They looked at each other and immediately I thought: Oh man what did I just say, we only have an hour.
92-year-old Aline, with her grey hair wound into a tiny bun atop her head, thought on it a minute, then held up her right index finger and said,
“My finger is crooked.” Then she giggled.
With that one comment Aline Garrett set the tone for the class forever. We met twice a week and she never missed one. Soon, I started calling her Ms. G and decided, if I get to be 98, I want to be just like her.
In fact, I want to be like her at 43.
At the funeral home on Thursday, her family sat behind one screened in area, as a Bluegrass trio sang hymns from behind another.
Old-fashioned decorum is alive and well in West Texas farm towns, and it pleased me to think Ms. G was probably bluegrass before bluegrass was cool. I found myself nodding again and again as her 34-year-old Church of Christ pastor shared, with deep knowing, all the things that were great about her.
Without hyperbole or preacher theatrics, he compared her to the Apostle Paul.
I have learned to be content regardless of my circumstances. I know how to live humbly, and I know how to abound. I am accustomed to any and every situation—to being filled and being hungry, to having plenty and having need, and I can do all things through Christ who gives me strength. Philippians 4:11-13
Seriously, that is no small thing, but I think she would have just smiled and shook her head.
I remember sitting with Ms. G at her daughter Aletha’s house, which sat across a big coastal field from ours.

This was probably a tornado, but that’s not the point.
“Oh and we were happy to have it,” she said.
When she was in her 80’s she flew on an airplane for the first time. She said they gave her a bottle of champagne, announced it over the PA and let her see the cockpit. “Now that was high cotton,” she said clapping her hands and smiling.
Both events seemed to delight her equally.

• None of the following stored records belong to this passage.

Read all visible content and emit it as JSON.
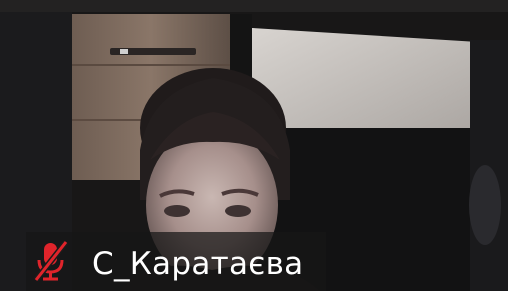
{
  "participant": {
    "name": "С_Каратаєва",
    "mic_icon": "microphone-muted-icon",
    "mic_muted": true
  },
  "colors": {
    "muted_icon": "#e0242b",
    "name_text": "#ffffff",
    "name_tag_background": "#161616"
  }
}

Norma (left) and Ms. G. in Warrior II.
She also loved to read, but when we met she was going blind. Rather than mope and complain about that, she began to memorize long passages of scripture, so she would always have it, even if she couldn’t see it.
Some of her buddies, who were mine too from yoga class, came to the funeral. Although, I haven’t seen them in five years, they treated me like I’d only been on vacation. Bernice squeezed me for a very long time.

Betty, me and Bernice
Later, we gathered at Durwood and Aletha’s for coffee at 4 in the afternoon, just like we used to. There were a pile of new great-grandkids playing in the living room and people rocking in chairs.
Despite having lived in that old farmhouse across the field for only two years, I can think of few places where Sam and I are as woven into family and community as we are in Gorman, Texas. I didn’t realize how precious that is.
Aletha, who is her mother’s daughter to the bone, said to me through tears as we hugged goodbye, “Mother would have loved this, because this is the stuff that matters.”